Pack goat breeder Ann Summerton on a trail in Montana’s Bitterroot Mountains with her goats, Bannack and Joker. Goats are affordable, easy to care for, and a full-grown male can carry about 70 pounds. CREDIT: Nick Mott/Montana Public Radio

“Goats have been banned in some areas, so we’re trying to fight against that a little bit,” she says.

Should Pack Goats Be Banned?

For the first time, national forests are formalizing pack goat regulations as they revise their forest plans. Those big documents only come along once every couple decades, and they govern wilderness, recreation, resources, and other uses. Some agencies are thinking about risks from llamas, too.

Agencies are devoting more attention to the animals because as pack goat numbers are increasing on public land, another species is struggling to maintain its footing. Before European settlement, more than a million bighorn sheep roamed across western North America. Entire cultures developed around the animal.

“By the 1950s, bighorn sheep numbers were fewer than 25,000,” says Kevin Hurley, vice president of conservation and operations at the Wild Sheep Foundation.

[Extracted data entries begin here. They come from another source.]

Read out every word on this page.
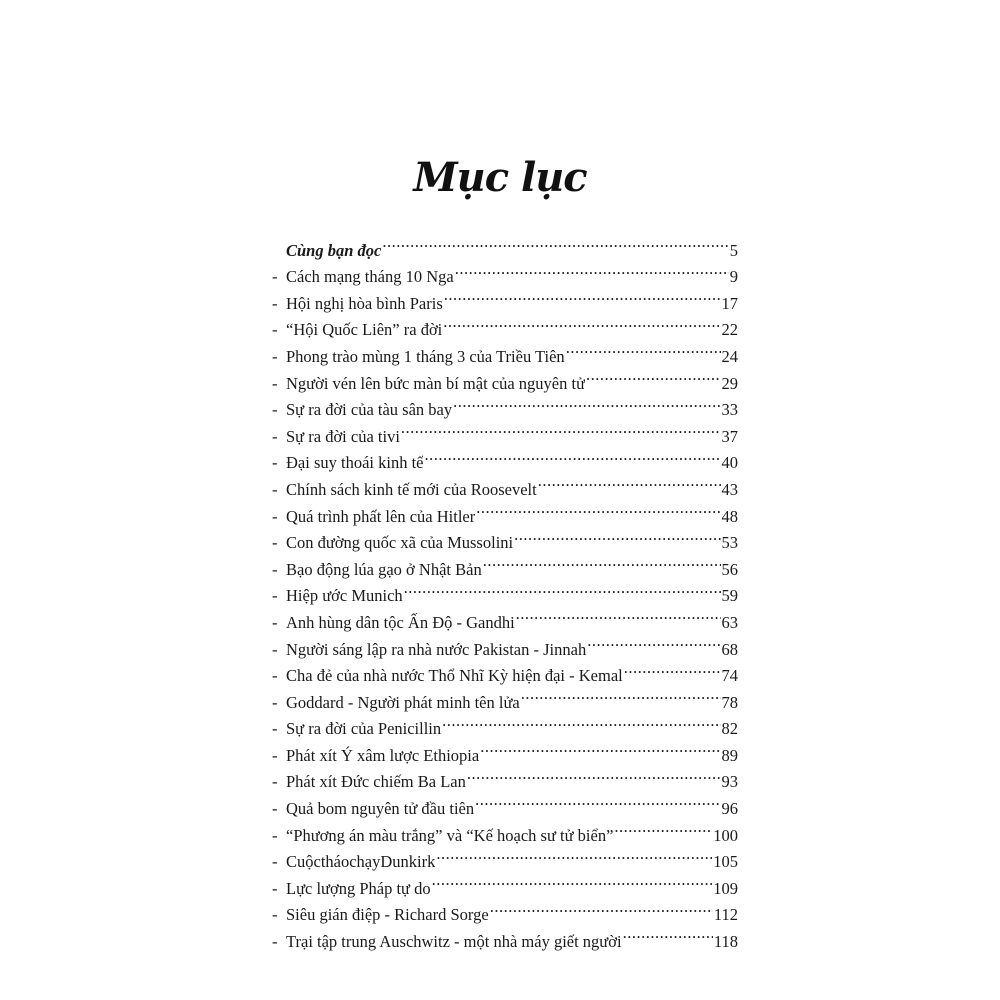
Mục lục
Cùng bạn đọc .....	5
- Cách mạng tháng 10 Nga .....	9
- Hội nghị hòa bình Paris .....	17
- “Hội Quốc Liên” ra đời .....	22
- Phong trào mùng 1 tháng 3 của Triều Tiên .....	24
- Người vén lên bức màn bí mật của nguyên tử .....	29
- Sự ra đời của tàu sân bay .....	33
- Sự ra đời của tivi .....	37
- Đại suy thoái kinh tế .....	40
- Chính sách kinh tế mới của Roosevelt .....	43
- Quá trình phất lên của Hitler .....	48
- Con đường quốc xã của Mussolini .....	53
- Bạo động lúa gạo ở Nhật Bản .....	56
- Hiệp ước Munich .....	59
- Anh hùng dân tộc Ấn Độ - Gandhi .....	63
- Người sáng lập ra nhà nước Pakistan - Jinnah .....	68
- Cha đẻ của nhà nước Thổ Nhĩ Kỳ hiện đại - Kemal .....	74
- Goddard - Người phát minh tên lửa .....	78
- Sự ra đời của Penicillin .....	82
- Phát xít Ý xâm lược Ethiopia .....	89
- Phát xít Đức chiếm Ba Lan .....	93
- Quả bom nguyên tử đầu tiên .....	96
- “Phương án màu trắng” và “Kế hoạch sư tử biển” .....	100
- CuộctháochạyDunkirk .....	105
- Lực lượng Pháp tự do .....	109
- Siêu gián điệp - Richard Sorge .....	112
- Trại tập trung Auschwitz - một nhà máy giết người .....	118
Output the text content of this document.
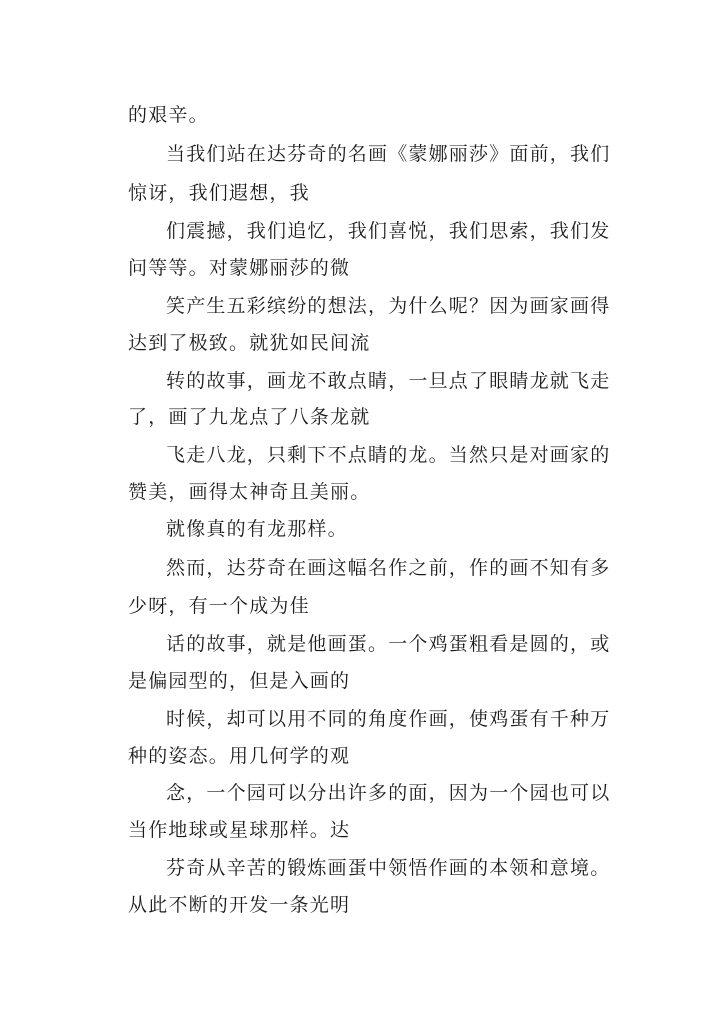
的艰辛。
当我们站在达芬奇的名画《蒙娜丽莎》面前，我们
惊讶，我们遐想，我
们震撼，我们追忆，我们喜悦，我们思索，我们发
问等等。对蒙娜丽莎的微
笑产生五彩缤纷的想法，为什么呢？因为画家画得
达到了极致。就犹如民间流
转的故事，画龙不敢点睛，一旦点了眼睛龙就飞走
了，画了九龙点了八条龙就
飞走八龙，只剩下不点睛的龙。当然只是对画家的
赞美，画得太神奇且美丽。
就像真的有龙那样。
然而，达芬奇在画这幅名作之前，作的画不知有多
少呀，有一个成为佳
话的故事，就是他画蛋。一个鸡蛋粗看是圆的，或
是偏园型的，但是入画的
时候，却可以用不同的角度作画，使鸡蛋有千种万
种的姿态。用几何学的观
念，一个园可以分出许多的面，因为一个园也可以
当作地球或星球那样。达
芬奇从辛苦的锻炼画蛋中领悟作画的本领和意境。
从此不断的开发一条光明
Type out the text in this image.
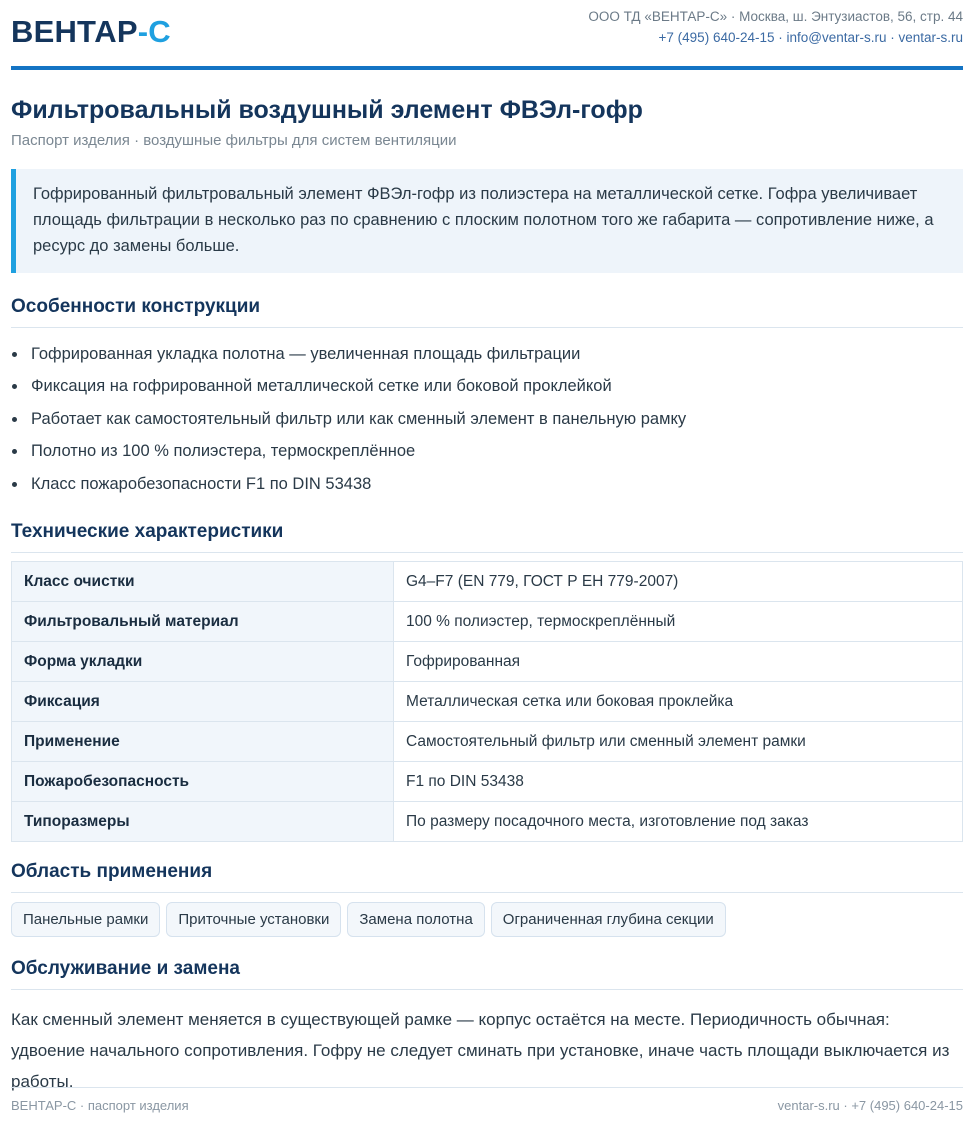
ВЕНТАР-С	ООО ТД «ВЕНТАР-С» · Москва, ш. Энтузиастов, 56, стр. 44
+7 (495) 640-24-15 · info@ventar-s.ru · ventar-s.ru
Фильтровальный воздушный элемент ФВЭл-гофр
Паспорт изделия · воздушные фильтры для систем вентиляции
Гофрированный фильтровальный элемент ФВЭл-гофр из полиэстера на металлической сетке. Гофра увеличивает площадь фильтрации в несколько раз по сравнению с плоским полотном того же габарита — сопротивление ниже, а ресурс до замены больше.
Особенности конструкции
Гофрированная укладка полотна — увеличенная площадь фильтрации
Фиксация на гофрированной металлической сетке или боковой проклейкой
Работает как самостоятельный фильтр или как сменный элемент в панельную рамку
Полотно из 100 % полиэстера, термоскреплённое
Класс пожаробезопасности F1 по DIN 53438
Технические характеристики
Класс очистки	G4–F7 (EN 779, ГОСТ Р ЕН 779-2007)
Фильтровальный материал	100 % полиэстер, термоскреплённый
Форма укладки	Гофрированная
Фиксация	Металлическая сетка или боковая проклейка
Применение	Самостоятельный фильтр или сменный элемент рамки
Пожаробезопасность	F1 по DIN 53438
Типоразмеры	По размеру посадочного места, изготовление под заказ
Область применения
Панельные рамки	Приточные установки	Замена полотна	Ограниченная глубина секции
Обслуживание и замена
Как сменный элемент меняется в существующей рамке — корпус остаётся на месте. Периодичность обычная: удвоение начального сопротивления. Гофру не следует сминать при установке, иначе часть площади выключается из работы.
ВЕНТАР-С · паспорт изделия	ventar-s.ru · +7 (495) 640-24-15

For decades, scientists have said domestic sheep grazing on public lands could transmit pathogens — in particular, Mycoplasma ovipneumoniae, or M. ovi for short — to bighorns that lead to pneumonia, an infection that’s devastated bighorn populations across the west. In Montana, more than 25 bighorn herds have experienced die-offs since the ’80s.

“It’s pretty tough to watch,” Hurley says. “But it’s been documented over and over again across so many jurisdictions. And so respiratory pneumonia is considered possibly the biggest impediment to bighorn restoration west-wide.”

But the science isn’t so clear. Some studies suggest that transmission of the pathogens from pack goats isn’t likely, or severe. The question is: should pack goats be banned, or can backcountry users keep risk to a minimum?

Hurley wants to keep goats out of core bighorn habitat, but he’s also worked with pack goat advocates to develop best packing practices to reduce risk.

Quentin Kujala, wildlife management section chief at Montana Fish, Wildlife and Parks, says both goats and bighorns can thrive in the backcountry — and recommended against bans in consultation with the Forest Service. He sees the controversy over pack goats as representative of the unforeseen impacts wrought by the larger boom of outdoor recreation.

A September report from the U.S. Bureau of Economic Analysis shows spending on gear and outdoor experiences is growing at a faster rate than the country’s economy as a whole.

“Just as the forest planning process has picked up a new item that is pack goat use that wasn’t there, It’s no doubt good for all of us to think about all the other many things that have changed with respect to human use and expectations of those public lands,” Kujala says.